Adam Charles Harbinson
Adam Charles Harbinson is the Principal of Middleton International School. Hailing from the UK, his extensive experience in education and leadership has seen him across schools in the UK and China. Adam also holds a Degree in Astrophysics from UCL! He enjoys and tries to find time for tinkering with, adapting and learning new experiments and investigations. He firmly believes that at the heart of learning should be the thrill of discovery.
In modern education, it is common to hear talk of helping students to develop ‘soft’ skills and traits. There are countless frameworks promoted by educators and by those with a stake in education (even HSBC Bank has weighed in through a collaboration with the British Council). There is often a large overlap in the skills being espoused within these frameworks. Commonly featured, for example, would be: critical thinking, digital literacy, leadership skills, meta-cognition and communication. Unfortunately, several recent studies seem to show that these frameworks rarely do more than identify and define a set of desirable skills. That does often make it difficult for schools to meaningfully provide opportunities for students to develop them. Schools rightly focus a large amount of time integrating opportunities to develop them in the classroom. However, one strategy that potentially deserves more examination is the educational excursion.

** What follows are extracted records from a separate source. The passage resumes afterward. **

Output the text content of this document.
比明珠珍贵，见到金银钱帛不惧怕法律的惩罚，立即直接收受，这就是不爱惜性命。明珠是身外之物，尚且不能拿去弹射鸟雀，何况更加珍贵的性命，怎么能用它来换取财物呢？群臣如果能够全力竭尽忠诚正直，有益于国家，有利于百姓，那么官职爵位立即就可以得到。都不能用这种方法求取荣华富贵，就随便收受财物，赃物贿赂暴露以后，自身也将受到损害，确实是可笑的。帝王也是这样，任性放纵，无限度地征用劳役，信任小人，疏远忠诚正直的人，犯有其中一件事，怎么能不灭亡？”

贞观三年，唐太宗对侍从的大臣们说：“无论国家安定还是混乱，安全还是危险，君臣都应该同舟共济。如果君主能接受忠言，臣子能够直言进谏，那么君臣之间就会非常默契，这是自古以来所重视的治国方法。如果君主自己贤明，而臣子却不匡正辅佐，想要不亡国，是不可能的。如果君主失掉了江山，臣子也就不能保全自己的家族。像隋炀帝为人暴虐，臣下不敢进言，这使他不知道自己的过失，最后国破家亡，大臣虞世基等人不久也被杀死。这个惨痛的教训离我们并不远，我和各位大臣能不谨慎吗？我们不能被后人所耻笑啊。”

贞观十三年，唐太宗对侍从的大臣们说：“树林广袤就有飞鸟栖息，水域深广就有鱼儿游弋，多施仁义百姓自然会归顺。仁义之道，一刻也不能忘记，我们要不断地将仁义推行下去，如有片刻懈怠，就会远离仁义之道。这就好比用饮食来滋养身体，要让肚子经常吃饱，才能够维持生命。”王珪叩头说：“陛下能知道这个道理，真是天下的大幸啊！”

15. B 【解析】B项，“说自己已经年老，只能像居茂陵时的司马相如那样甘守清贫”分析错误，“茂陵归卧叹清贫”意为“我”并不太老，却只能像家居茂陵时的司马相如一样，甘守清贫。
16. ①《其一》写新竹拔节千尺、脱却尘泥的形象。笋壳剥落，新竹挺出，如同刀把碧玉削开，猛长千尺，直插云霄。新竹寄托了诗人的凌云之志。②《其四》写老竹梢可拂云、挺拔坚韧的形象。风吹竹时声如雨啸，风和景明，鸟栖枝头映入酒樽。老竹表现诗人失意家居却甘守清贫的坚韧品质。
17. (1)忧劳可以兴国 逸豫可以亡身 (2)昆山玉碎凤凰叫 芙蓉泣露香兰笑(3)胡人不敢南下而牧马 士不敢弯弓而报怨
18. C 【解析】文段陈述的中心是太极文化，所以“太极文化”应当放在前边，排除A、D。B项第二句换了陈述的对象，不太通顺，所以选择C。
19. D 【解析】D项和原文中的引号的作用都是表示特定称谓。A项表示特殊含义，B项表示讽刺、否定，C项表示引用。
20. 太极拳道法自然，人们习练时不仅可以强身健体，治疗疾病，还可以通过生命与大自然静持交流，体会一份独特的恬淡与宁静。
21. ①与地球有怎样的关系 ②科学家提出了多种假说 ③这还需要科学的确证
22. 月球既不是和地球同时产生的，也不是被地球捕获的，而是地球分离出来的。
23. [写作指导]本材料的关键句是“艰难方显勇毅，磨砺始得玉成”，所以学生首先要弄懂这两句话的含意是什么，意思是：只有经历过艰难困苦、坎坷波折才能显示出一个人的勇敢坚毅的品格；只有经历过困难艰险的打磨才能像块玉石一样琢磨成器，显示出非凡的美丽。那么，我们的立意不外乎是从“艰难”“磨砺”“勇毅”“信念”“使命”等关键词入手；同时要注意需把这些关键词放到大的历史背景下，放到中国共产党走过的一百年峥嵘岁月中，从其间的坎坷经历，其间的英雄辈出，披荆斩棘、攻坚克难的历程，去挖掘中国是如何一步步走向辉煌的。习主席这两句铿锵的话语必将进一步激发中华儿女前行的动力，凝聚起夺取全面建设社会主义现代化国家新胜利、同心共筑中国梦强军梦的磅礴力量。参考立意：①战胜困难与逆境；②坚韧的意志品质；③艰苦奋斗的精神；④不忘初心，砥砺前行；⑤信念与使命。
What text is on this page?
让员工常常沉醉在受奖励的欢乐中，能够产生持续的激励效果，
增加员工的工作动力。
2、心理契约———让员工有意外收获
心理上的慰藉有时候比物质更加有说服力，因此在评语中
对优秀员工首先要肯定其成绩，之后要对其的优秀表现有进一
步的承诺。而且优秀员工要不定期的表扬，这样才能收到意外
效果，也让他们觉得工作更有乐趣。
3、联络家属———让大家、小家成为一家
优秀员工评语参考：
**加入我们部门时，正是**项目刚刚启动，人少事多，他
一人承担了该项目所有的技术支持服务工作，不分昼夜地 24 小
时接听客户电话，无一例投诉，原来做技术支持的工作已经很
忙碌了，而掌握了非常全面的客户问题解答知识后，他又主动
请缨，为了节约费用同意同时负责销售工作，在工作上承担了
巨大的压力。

Obviously, they are always a source of excitement; whether it is a day-trip to the science museum or a residential trip abroad, the change to routine is significant enough to cause a stir. We can all remember one that we enjoyed, even as adults. For example, I can remember undertaking the German exchange trip as a student in grade 8. At first thought, the things I remember are enjoying the time spent with my friends, in a new environment, getting to know my exchange partner and feeling embarrassed at my relatively poor German speaking compared with the English speaking skills possessed by my exchange partner and his family.
But thinking a little harder about it, there was much more going on. By virtue of being a little older than some of my peers on the trip, I had assumed a leadership role within my peer group and was experiencing a small degree of responsibility; I was using my, still fledgling, language skills in unforeseen circumstances, in a real-world context; and, given this was an international trip, we were exposed to a culture with some different social views. You may read this and roll your eyes at being told that Germany (a country in the continent of Europe) and England (another country in the continent of Europe) are substantially different; or perhaps at the idea that a 14 year-old was in any significant way responsible for other 14 year-olds, when there will have been parents and teachers present. You might even be wondering why we needed to go all the way to Germany to achieve this. In each case, to do so would be to miss the point. These trips are not for thrusting students into difficult or complex situations to fend for themselves, they represent the beginnings for new skills and mindsets emerging. Similarly, Germany may well share similarities to the UK, but, for some, it represented their first time in another country and their first opportunities to experience cultures and societies that differ from their own. We all have to start somewhere, after all.
On such excursions, our students derive confidence from seeing that they can succeed in a new context. What is more, they bring this confidence back with them and apply it in further new contexts too. Over time, and with further opportunity, this confidence becomes the foundation for them taking risks in their learning; and it manifests as grit and determination not to give up at the first sign of difficulty. It may also be the first time they are required to be responsible for themselves. Something as simple as ensuring you have enough clothing to last the week and being responsible for monitoring this during the excursion itself is a useful building-block for being responsible in other ways. And when they experience success in managing that, again, it fosters confidence in becoming responsible in other areas of their lives. Even if it is not the first time they have had to pack their own bags, just the act of doing it in a fresh situation helps to build-up generalized confidence in being responsible.
As much as we try to provide such opportunities at school, these excursions provide valuable new contexts for them that we would otherwise be unable to reproduce. They are often authentic in a way that is difficult to reproduce in the classroom. Thinking back to the German exchange again, the situations and conversations I found myself in were a blend of some things for which I was prepared and many for which I was not. But in each, I had to use what I knew to succeed in those situations; the most taxing one being a conversation with a police officer, attempting to explain why my foolish friend had just tried to cross the autobahn.
So, for our students to get the most out of educational excursions, these ideas (not about the autobahn) should be very-much in the front of our minds when planning for them; and in this way, planful alignment with school values and practices can result in very powerful experiences that create great development of 21st century skills. At Middleton, that is exactly what we have at the fore-front of our minds when we are looking for a suitable venue, speaking with a co-operative partner or auditing the different activities available; how does this align with our school values and how it creates opportunities to practice the skills and display the values that we think are important.